The state of Colorado is instituting rules at the end of the month that would require firms collecting in the state to have an office in Colorado, or to contract with a third-party company with an office in the state.
The law, passed in early May by the state legislature with rules slated to go into force July 30, also requires debt collection agencies to have a full-time employee in the state — which can be shared with one or more other firms – and to maintain free and easy access to office records. ARM firms must also accept payments in their physical offices for accounts on which they are collecting.
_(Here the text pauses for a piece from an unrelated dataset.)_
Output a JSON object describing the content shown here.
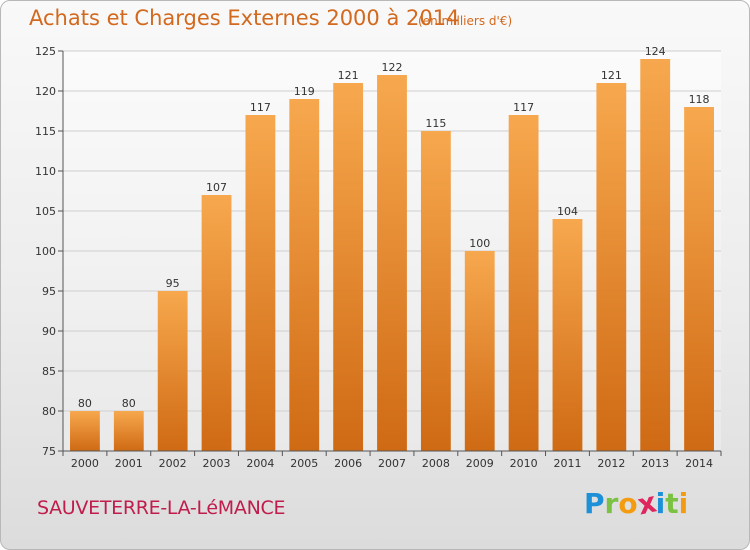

“They’re ridiculous,” Robert Markoff, past president of the National Association of Retail Collection Attorneys (NARCA), says of the new rules. “They’re going to create more problems than they are trying to solve. This is another example of [lawmakers] going overboard where no real problem existed.”
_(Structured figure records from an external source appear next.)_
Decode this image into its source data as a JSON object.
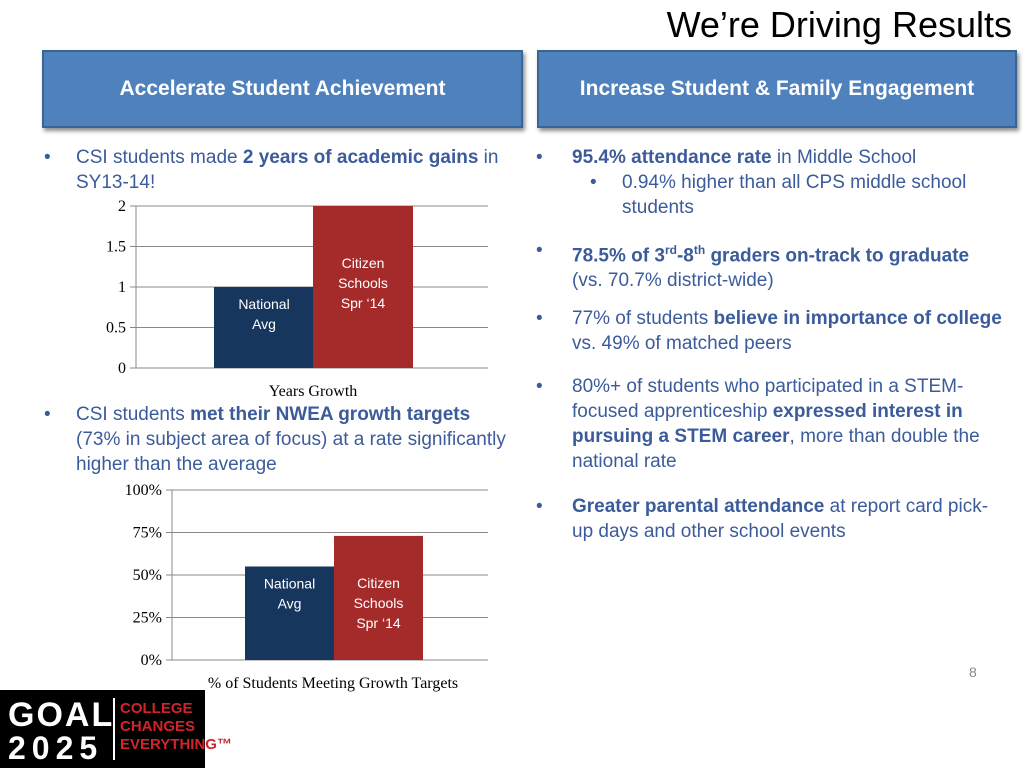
{
  "title": "We’re Driving Results",
  "headers": {
    "left": "Accelerate Student Achievement",
    "right": "Increase Student & Family Engagement"
  },
  "left": {
    "b1": {
      "pre": "CSI students made ",
      "bold": "2 years of academic gains",
      "post": " in SY13-14!"
    },
    "b2": {
      "pre": "CSI students ",
      "bold": "met their NWEA growth targets",
      "post": " (73% in subject area of focus) at a rate significantly higher than the average"
    }
  },
  "right": {
    "b1": {
      "bold": "95.4% attendance rate",
      "post": " in Middle School"
    },
    "b1sub": "0.94% higher than all CPS middle school students",
    "b2": {
      "bold1": "78.5% of 3",
      "sup1": "rd",
      "bold2": "-8",
      "sup2": "th",
      "bold3": " graders on-track to graduate",
      "post": " (vs. 70.7% district-wide)"
    },
    "b3": {
      "pre": "77% of students ",
      "bold": "believe in importance of college",
      "post": " vs. 49% of matched peers"
    },
    "b4": {
      "pre": "80%+ of students who participated in a STEM-focused apprenticeship ",
      "bold": "expressed interest in pursuing a STEM career",
      "post": ", more than double the national rate"
    },
    "b5": {
      "bold": "Greater parental attendance",
      "post": " at report card pick-up days and other school events"
    }
  },
  "bullet_glyph": "•",
  "page_number": "8",
  "logo": {
    "line1": "GOAL",
    "line2": "2025",
    "tagline": [
      "COLLEGE",
      "CHANGES",
      "EVERYTHING™"
    ]
  },
  "colors": {
    "header": "#4f81bd",
    "text": "#3b5b9b",
    "national": "#17365d",
    "citizen": "#a52a2a"
  },
  "chart_data": [
    {
      "type": "bar",
      "xlabel": "Years Growth",
      "ylim": [
        0,
        2
      ],
      "yticks": [
        "0",
        "0.5",
        "1",
        "1.5",
        "2"
      ],
      "yticks_values": [
        0,
        0.5,
        1,
        1.5,
        2
      ],
      "categories": [
        "National Avg",
        "Citizen Schools Spr ‘14"
      ],
      "bar_labels": [
        [
          "National",
          "Avg"
        ],
        [
          "Citizen",
          "Schools",
          "Spr ‘14"
        ]
      ],
      "values": [
        1,
        2
      ],
      "colors": [
        "#17365d",
        "#a52a2a"
      ],
      "grid": true
    },
    {
      "type": "bar",
      "xlabel": "% of Students Meeting Growth Targets",
      "ylim": [
        0,
        100
      ],
      "yticks": [
        "0%",
        "25%",
        "50%",
        "75%",
        "100%"
      ],
      "yticks_values": [
        0,
        25,
        50,
        75,
        100
      ],
      "categories": [
        "National Avg",
        "Citizen Schools Spr ‘14"
      ],
      "bar_labels": [
        [
          "National",
          "Avg"
        ],
        [
          "Citizen",
          "Schools",
          "Spr ‘14"
        ]
      ],
      "values": [
        55,
        73
      ],
      "colors": [
        "#17365d",
        "#a52a2a"
      ],
      "grid": true
    }
  ]
}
Markoff expects the new rules to lead to increased sharing of employees, which could lead to security issues.
“Creditors have to have top level security of information in their database, but [security] would be compromised with a shared employee,” Markoff explains. The “free and easy access” provision could bring up some other security issues.
“This type of regulation encourages consolidation of the industry [through the shared employees] and fragmentation of the industry by requiring a presence in Colorado,” Markoff added.
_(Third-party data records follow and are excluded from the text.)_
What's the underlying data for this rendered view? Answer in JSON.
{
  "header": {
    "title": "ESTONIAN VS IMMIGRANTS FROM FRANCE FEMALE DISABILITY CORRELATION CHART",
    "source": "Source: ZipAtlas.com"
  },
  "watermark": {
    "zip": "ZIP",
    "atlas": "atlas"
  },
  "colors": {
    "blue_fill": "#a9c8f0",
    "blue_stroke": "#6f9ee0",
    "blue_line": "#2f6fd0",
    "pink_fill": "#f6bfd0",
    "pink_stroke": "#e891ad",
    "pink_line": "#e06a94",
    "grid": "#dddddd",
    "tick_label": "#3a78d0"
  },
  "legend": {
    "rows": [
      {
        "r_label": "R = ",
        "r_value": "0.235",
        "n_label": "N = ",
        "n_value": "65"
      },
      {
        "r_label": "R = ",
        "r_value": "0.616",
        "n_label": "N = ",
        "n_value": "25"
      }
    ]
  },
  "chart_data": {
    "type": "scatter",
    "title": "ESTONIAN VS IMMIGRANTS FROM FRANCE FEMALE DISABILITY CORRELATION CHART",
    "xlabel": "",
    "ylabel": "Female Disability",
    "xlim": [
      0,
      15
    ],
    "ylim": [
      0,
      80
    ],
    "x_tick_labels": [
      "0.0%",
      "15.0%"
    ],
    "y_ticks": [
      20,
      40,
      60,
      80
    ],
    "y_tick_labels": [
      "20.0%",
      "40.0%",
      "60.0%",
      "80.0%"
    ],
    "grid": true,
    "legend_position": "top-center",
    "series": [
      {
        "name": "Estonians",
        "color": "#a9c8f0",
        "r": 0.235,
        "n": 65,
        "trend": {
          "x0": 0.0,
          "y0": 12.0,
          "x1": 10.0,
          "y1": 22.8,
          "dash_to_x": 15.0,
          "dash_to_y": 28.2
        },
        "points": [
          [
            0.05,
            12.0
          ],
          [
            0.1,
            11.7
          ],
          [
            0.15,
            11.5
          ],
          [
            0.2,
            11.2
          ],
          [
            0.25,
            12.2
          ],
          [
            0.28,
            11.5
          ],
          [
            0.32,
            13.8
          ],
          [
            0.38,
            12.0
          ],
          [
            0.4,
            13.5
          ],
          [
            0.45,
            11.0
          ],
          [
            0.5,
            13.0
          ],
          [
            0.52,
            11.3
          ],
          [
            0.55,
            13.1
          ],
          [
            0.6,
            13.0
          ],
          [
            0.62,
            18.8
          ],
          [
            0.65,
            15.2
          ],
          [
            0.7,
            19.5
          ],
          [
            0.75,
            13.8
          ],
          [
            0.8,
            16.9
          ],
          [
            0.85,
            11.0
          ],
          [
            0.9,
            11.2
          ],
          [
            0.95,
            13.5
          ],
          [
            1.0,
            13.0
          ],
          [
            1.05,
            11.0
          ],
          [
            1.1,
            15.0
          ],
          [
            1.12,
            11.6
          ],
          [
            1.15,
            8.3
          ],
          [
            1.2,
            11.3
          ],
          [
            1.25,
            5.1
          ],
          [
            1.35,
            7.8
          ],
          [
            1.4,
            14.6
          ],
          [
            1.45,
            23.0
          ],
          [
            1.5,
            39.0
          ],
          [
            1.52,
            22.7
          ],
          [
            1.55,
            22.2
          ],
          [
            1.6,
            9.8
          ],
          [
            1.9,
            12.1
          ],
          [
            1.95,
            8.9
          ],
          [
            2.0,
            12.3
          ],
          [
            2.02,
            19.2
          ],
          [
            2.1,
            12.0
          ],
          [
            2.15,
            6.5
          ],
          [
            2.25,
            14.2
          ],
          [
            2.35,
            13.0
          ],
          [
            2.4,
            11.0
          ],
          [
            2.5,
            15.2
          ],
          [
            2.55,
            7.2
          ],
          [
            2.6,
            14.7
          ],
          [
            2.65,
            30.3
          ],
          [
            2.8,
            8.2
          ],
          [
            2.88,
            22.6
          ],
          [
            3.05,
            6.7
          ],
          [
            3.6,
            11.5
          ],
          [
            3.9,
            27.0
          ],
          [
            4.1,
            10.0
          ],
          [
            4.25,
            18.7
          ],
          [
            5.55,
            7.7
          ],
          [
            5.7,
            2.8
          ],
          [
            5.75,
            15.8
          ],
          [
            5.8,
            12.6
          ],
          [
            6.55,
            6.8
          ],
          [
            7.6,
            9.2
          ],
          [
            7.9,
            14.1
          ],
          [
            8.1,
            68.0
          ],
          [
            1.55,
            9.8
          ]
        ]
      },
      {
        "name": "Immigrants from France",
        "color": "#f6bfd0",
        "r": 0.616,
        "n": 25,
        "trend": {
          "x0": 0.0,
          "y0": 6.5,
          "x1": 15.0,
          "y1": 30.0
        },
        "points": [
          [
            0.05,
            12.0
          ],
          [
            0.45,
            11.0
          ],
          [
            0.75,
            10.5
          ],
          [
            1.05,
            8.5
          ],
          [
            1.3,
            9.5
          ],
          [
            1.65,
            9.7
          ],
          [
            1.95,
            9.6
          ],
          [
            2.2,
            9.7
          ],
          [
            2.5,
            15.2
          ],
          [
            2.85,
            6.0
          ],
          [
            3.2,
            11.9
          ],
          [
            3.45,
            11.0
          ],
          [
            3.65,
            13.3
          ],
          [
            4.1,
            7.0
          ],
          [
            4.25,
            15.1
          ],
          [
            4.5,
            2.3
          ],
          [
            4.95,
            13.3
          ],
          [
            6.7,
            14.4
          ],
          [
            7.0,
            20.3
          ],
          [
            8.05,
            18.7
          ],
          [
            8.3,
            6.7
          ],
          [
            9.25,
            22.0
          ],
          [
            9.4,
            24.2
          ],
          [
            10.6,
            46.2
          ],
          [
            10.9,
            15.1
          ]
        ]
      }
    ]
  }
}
With the movement to online payments, the requirement of an in-state presence makes little sense, Markoff adds. Colorado is an expansive state. It doesn’t help the debtor if the collection firm has a site at one end of the state, or in the mountains, and the debtor is located at the other end of the state.
Linda Russell, past president of ACA International and president of Rawlins, Wyo.-based debt collection agency CollectionCenter, Inc., which also has offices in Colorado, added that the rules came up after a debtor complained about not being able to find a staffed Colorado office of a collection firm that had recently moved most of its operations out of the state. But, like Markoff, she pointed to the problem with a debtor located several hundred miles away from the office, even though they both could still be in Colorado. So the new rules aren’t necessarily any more convenient for the consumer.
Russell added that attorney firms and several other groups had opposed the new rules, but the Colorado Department of Regulatory Authority had sided with firms providing “resident manager” services, which could provide the “shared employee”-staffed offices.